I wake up in an unfamiliar place. I slowly open my eyes. It is now I notice the weight next to me. It is Kyle. We are both naked. I smile excitedly. Had we finally...but then the memory of last night floods into my brain. Every scream, every moan, every sick detail rushing through my mind. I look down at myself. I'm covered in scratches, bruises, bite marks. Kyle must look about the same, if not worse. I feel sick. Kyle begins stirring. He turns to look at me. He actually smiles.

"Heyyy," he mumbles, placing a gentle kiss on my cheek. The gentlest gesture he's shone me thus far. "Did you have fun last night?" The world felt tilted, off balance, askew, wrong. Sick. I feel like I may fall off of it at any moment.

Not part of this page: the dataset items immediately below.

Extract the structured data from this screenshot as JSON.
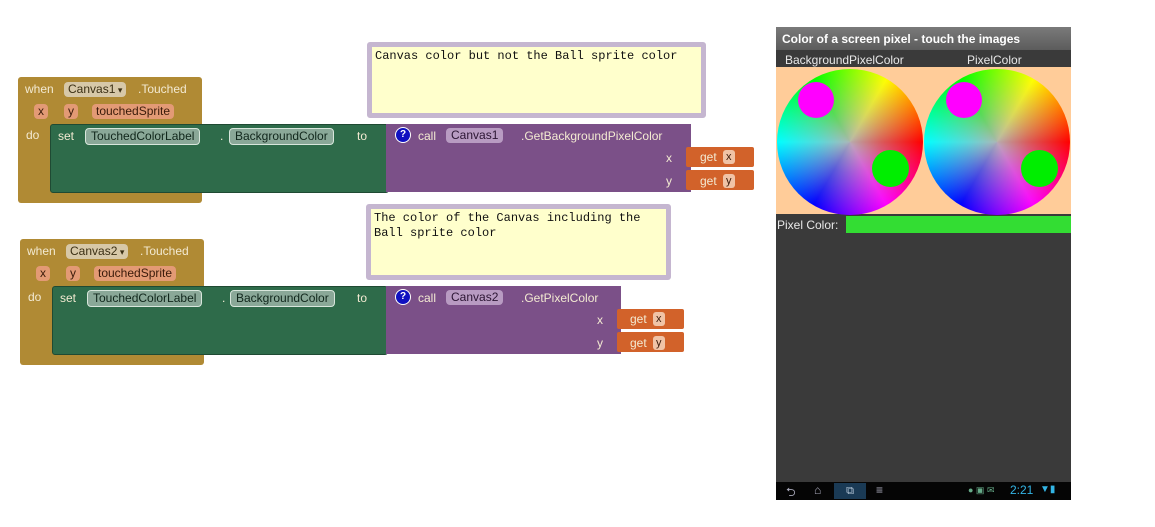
{
  "blocks": [
    {
      "when": "when",
      "component": "Canvas1",
      "event": ".Touched",
      "params": [
        "x",
        "y",
        "touchedSprite"
      ],
      "do": "do",
      "set": "set",
      "set_component": "TouchedColorLabel",
      "dot": ".",
      "property": "BackgroundColor",
      "to": "to",
      "call": "call",
      "call_component": "Canvas1",
      "method": ".GetBackgroundPixelColor",
      "arg_x": "x",
      "arg_y": "y",
      "get": "get",
      "get_x": "x",
      "get_y": "y",
      "comment": "Canvas color but not the Ball sprite color"
    },
    {
      "when": "when",
      "component": "Canvas2",
      "event": ".Touched",
      "params": [
        "x",
        "y",
        "touchedSprite"
      ],
      "do": "do",
      "set": "set",
      "set_component": "TouchedColorLabel",
      "dot": ".",
      "property": "BackgroundColor",
      "to": "to",
      "call": "call",
      "call_component": "Canvas2",
      "method": ".GetPixelColor",
      "arg_x": "x",
      "arg_y": "y",
      "get": "get",
      "get_x": "x",
      "get_y": "y",
      "comment": "The color of the Canvas including the Ball sprite color"
    }
  ],
  "comment_icon": "?",
  "phone": {
    "title": "Color of a screen pixel - touch the images",
    "canvas1_label": "BackgroundPixelColor",
    "canvas2_label": "PixelColor",
    "pixel_color_label": "Pixel Color:",
    "pixel_color_value": "#33dd33",
    "clock": "2:21",
    "nav_icons": [
      "back-icon",
      "home-icon",
      "recent-apps-icon",
      "menu-icon"
    ]
  },
  "colors": {
    "event_block": "#b08a34",
    "setter_block": "#2e6b4a",
    "call_block": "#7b5088",
    "get_block": "#d2622a",
    "ball_magenta": "#ff00ff",
    "ball_green": "#00ee00",
    "canvas_bg": "#ffcc99",
    "phone_bg": "#3a3a3a"
  }
}
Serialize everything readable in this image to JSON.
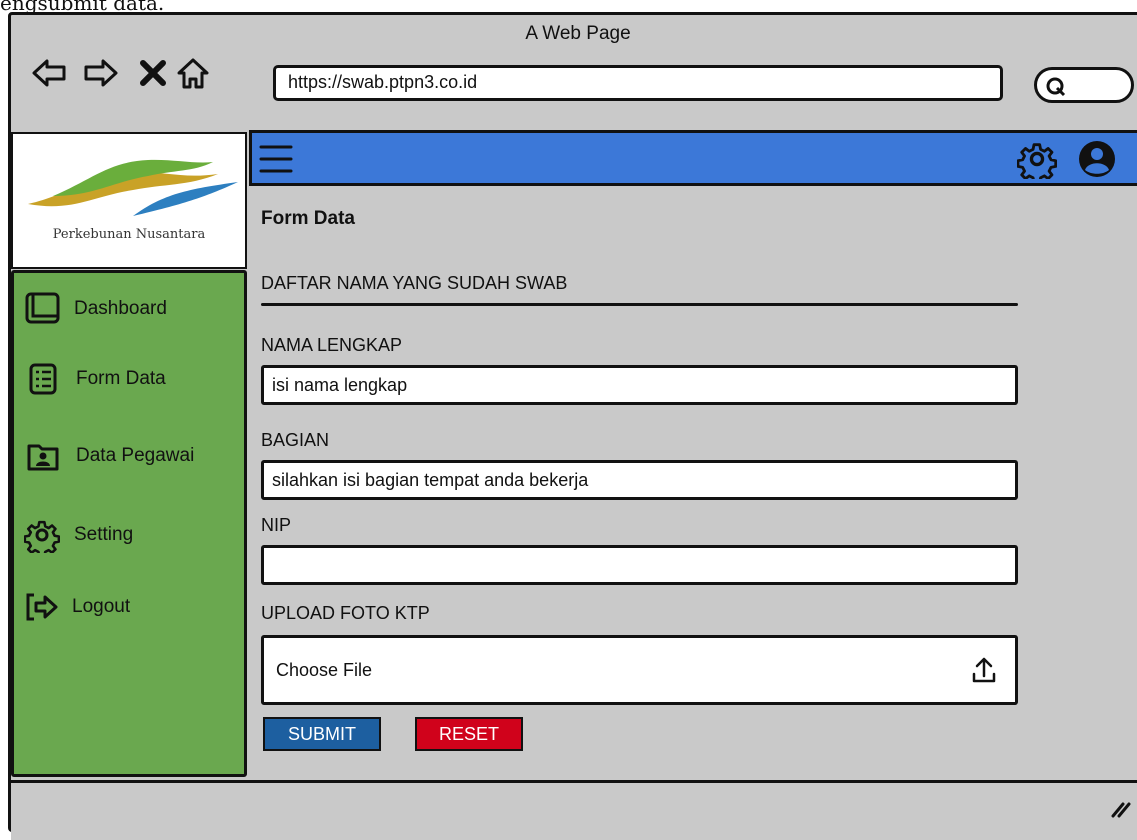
{
  "caption": "engsubmit data.",
  "window": {
    "title": "A Web Page"
  },
  "browser": {
    "url": "https://swab.ptpn3.co.id",
    "icons": [
      "back-arrow-icon",
      "forward-arrow-icon",
      "close-x-icon",
      "home-icon",
      "search-icon"
    ]
  },
  "logo": {
    "text": "Perkebunan Nusantara"
  },
  "sidebar": {
    "items": [
      {
        "label": "Dashboard",
        "icon": "dashboard-window-icon"
      },
      {
        "label": "Form Data",
        "icon": "list-document-icon"
      },
      {
        "label": "Data Pegawai",
        "icon": "user-folder-icon"
      },
      {
        "label": "Setting",
        "icon": "gear-icon"
      },
      {
        "label": "Logout",
        "icon": "logout-icon"
      }
    ]
  },
  "topbar": {
    "color": "#3c78d8",
    "icons": [
      "hamburger-icon",
      "gear-icon",
      "user-avatar-icon"
    ]
  },
  "form": {
    "page_title": "Form Data",
    "section_title": "DAFTAR NAMA YANG SUDAH SWAB",
    "nama_label": "NAMA LENGKAP",
    "nama_value": "isi nama lengkap",
    "bagian_label": "BAGIAN",
    "bagian_value": "silahkan isi bagian tempat anda bekerja",
    "nip_label": "NIP",
    "nip_value": "",
    "upload_label": "UPLOAD FOTO KTP",
    "file_label": "Choose File",
    "submit_label": "SUBMIT",
    "reset_label": "RESET"
  },
  "colors": {
    "sidebar": "#6aa84f",
    "submit": "#1d5fa0",
    "reset": "#d0021b",
    "chrome": "#c9c9c9"
  }
}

I want to run and hide, or crawl into bed and just sleep forever. After...all this time...everything I've felt...and it had to happen like THIS?

"I...I have to go..." I jump out of the bed and scramble for my clothes. Kyle sits up, draping the blanket around himself. I can't even look at him without feeling nauseous.

"What's wrong?" he asks. I ignore his question, continuing my search for my clothes. He gets off the bed and watches me. "Was it bad for you?" I scoff at the absurdity of his inquiry. "Kenny, why won't you look at me?"

"Because you used me! You used me and I let it happen and I...I can't look at you without being repulsed and disgusted with myself. Just...I have to go." He comes over and takes my hand, still holding the blanket up around his waist. I shudder at his touch.

"Please don't leave...I really enjoyed last night. And you can't tell me that some part of you didn't too." I close my eyes. I know that he's right. And that just makes me feel even worse. "What's wrong with what we did?"

"It didn't..." I stop myself before saying what I was about to, that it didn't mean anything to him. "You just wanted to feel pain! That's all it was for you, your way of escaping reality with physical pain!" He laughs.

"I felt a lot last night Kenny, and it wasn't pain. Well...some of it was...but God was it worth it." I feel him shiver with delight. "I don't see anything wrong with that." If it was anyone else, I'd agree. But it's Kyle. Meaningless sex and Kyle are two things I never wanted to mix. My heart is shattered. I can't stay here any longer, or I'll break down completely.

"I need to be alone." I yank my arm from his grasp and slip out the door before he can try to stop me again. I leave him alone, among the stains and bruises, along with our shattered friendship.